Hepatite C: Cura para infecção em 2025?

Após a aprovação dos primeiros fármacos antivirais de acção directa para pessoas com infecção por Hepatite C, os ensaios clínicos revelam que houve um aumento da resposta virológica sustentada. Um estudo prevê inclusive a cura a 100% para 2025.

Estes foram algumas das informações partilhadas por peritos internacionais numa “conferência especial” – como lhe chamaram as entidades promotoras – subordinada ao tema “Terapia da Hepatite C: Aplicação clínica e desenvolvimento de fármacos”, em Praga, República Checa, entre 14 e 16 de Setembro.
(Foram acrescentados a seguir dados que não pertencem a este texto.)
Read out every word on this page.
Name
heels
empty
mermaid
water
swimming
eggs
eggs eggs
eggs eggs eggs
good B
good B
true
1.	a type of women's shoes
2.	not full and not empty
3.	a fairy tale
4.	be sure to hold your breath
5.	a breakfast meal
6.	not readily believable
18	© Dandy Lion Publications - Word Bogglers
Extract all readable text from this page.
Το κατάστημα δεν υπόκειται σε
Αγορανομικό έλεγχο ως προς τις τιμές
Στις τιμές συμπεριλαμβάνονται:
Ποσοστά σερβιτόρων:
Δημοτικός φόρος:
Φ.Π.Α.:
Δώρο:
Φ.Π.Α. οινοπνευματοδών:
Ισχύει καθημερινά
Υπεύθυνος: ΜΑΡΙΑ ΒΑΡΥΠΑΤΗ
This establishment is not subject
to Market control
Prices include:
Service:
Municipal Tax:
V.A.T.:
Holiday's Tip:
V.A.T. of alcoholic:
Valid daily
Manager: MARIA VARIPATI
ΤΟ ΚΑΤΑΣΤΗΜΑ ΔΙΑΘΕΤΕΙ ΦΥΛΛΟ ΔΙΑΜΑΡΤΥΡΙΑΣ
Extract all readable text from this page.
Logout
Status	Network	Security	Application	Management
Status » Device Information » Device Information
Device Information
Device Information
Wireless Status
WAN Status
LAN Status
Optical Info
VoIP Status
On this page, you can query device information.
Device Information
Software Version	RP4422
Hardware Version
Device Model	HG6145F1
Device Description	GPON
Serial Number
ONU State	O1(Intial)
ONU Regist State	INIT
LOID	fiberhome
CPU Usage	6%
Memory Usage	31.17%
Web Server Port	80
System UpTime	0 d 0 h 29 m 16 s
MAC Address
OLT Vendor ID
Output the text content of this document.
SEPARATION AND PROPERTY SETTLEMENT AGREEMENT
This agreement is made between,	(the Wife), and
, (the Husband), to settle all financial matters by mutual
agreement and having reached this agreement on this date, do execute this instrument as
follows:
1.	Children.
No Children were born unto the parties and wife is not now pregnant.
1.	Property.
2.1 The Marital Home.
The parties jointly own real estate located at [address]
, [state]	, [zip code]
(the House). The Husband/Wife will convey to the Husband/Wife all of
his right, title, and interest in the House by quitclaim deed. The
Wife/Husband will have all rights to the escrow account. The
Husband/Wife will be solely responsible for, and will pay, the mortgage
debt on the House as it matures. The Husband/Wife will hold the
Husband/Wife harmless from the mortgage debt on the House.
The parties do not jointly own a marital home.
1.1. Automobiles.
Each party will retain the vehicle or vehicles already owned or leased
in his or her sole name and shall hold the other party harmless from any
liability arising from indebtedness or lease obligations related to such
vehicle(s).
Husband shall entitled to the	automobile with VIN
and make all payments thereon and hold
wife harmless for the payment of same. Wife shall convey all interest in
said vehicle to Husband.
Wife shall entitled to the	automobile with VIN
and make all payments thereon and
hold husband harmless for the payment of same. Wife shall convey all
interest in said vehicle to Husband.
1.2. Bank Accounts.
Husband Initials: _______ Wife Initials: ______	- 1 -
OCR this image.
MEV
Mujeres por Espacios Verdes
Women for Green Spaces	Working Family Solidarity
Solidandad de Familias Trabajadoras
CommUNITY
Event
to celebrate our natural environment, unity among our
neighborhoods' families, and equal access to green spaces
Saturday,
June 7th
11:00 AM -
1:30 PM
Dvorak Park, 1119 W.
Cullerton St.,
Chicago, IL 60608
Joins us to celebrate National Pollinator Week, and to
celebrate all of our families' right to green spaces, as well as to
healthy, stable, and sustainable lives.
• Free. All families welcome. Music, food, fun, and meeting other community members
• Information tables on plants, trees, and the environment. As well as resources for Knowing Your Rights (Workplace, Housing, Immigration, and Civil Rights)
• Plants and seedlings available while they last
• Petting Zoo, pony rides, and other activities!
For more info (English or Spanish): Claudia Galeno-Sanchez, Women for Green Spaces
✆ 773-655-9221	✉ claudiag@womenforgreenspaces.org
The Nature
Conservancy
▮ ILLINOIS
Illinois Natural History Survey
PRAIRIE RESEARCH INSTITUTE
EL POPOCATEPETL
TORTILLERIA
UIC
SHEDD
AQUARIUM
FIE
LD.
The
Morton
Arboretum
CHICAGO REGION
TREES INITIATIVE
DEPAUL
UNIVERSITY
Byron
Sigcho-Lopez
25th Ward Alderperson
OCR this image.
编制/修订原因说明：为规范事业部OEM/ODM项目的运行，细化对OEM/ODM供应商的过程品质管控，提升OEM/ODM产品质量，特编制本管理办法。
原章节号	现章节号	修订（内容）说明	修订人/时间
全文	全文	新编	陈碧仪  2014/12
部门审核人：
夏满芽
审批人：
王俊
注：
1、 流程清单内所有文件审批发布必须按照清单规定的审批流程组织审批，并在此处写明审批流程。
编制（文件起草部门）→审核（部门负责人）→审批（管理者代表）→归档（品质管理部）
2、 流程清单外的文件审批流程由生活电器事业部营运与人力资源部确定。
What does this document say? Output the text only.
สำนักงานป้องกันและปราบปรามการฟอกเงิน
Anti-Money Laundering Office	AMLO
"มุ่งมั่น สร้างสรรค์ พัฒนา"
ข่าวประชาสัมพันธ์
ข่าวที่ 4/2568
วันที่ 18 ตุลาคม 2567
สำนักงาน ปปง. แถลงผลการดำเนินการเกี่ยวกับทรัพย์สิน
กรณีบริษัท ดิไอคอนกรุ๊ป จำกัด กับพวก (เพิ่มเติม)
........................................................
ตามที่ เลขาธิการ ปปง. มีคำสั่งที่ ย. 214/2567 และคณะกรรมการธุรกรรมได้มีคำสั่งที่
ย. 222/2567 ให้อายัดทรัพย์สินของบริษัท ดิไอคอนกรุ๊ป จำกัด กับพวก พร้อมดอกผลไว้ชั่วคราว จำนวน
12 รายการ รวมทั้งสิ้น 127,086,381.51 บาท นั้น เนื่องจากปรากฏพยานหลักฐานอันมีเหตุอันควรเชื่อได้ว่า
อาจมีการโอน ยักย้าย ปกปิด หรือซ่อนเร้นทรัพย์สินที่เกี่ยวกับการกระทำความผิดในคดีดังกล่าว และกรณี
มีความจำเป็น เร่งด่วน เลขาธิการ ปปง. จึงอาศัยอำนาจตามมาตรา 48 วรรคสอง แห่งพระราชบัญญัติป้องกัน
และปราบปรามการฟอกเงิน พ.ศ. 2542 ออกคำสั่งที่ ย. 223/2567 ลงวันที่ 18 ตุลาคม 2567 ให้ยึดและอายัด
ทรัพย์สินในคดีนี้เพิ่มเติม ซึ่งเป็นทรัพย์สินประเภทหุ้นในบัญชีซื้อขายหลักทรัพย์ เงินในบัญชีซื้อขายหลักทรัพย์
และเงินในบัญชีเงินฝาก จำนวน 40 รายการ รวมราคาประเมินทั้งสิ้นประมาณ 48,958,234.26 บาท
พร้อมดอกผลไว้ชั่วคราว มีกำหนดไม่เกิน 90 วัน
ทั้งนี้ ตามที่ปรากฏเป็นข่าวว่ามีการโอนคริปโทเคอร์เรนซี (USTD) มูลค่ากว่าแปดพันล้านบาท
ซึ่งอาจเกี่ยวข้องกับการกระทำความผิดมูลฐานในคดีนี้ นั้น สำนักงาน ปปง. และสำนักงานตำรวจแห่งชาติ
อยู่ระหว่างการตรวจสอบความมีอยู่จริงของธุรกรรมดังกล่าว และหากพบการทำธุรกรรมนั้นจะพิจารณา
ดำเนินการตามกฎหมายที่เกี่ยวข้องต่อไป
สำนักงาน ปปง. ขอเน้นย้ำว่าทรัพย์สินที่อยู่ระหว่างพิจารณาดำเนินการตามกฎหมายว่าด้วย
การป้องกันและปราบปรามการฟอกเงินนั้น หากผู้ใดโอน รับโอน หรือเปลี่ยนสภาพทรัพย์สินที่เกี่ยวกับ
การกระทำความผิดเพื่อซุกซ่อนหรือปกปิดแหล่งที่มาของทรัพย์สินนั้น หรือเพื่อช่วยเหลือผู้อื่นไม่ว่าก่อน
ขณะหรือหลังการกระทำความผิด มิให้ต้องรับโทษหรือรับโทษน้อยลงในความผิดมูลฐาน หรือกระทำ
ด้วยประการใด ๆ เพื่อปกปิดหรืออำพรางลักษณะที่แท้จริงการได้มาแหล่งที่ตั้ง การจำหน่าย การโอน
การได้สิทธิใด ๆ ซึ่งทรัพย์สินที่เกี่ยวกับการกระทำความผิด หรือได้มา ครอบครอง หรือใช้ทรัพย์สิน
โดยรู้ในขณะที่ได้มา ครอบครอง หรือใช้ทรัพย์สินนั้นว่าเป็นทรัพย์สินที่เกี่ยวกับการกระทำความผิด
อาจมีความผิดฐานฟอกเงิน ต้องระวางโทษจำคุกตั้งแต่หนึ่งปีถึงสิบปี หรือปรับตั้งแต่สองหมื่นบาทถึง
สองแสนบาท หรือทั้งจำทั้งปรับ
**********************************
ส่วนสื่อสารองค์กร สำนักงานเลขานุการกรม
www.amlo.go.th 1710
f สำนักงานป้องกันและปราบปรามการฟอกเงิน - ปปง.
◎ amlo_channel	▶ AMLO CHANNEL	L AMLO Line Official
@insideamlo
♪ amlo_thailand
A organização do certame ficou a cargo da European Association for the Study of the Liver (EASL) e da American Association for the Study of Liver Diseases (AASLD).

“Assegurar que os delegados [de saúde] são informados sobre todos os dados clínicos mais recentes” dos ensaios de antivirais de acção directa (DAA) para o tratamento da infecção por hepatite C e “compreender as limitações dos actuais tratamentos e os potenciais benefícios de novos tratamentos” eram dois dos principais objectivos desta conferência, segundo a página oficial da EASL na Internet.

Neste sentido, foi revelado que, após a aprovação dos primeiros fármacos DAA, os ensaios clínicos demonstraram que, em doentes com infecção por genótipo 1, a resposta virológica sustentada aumentou de 40% para o intervalo de 70 a 80%, próxima da cura.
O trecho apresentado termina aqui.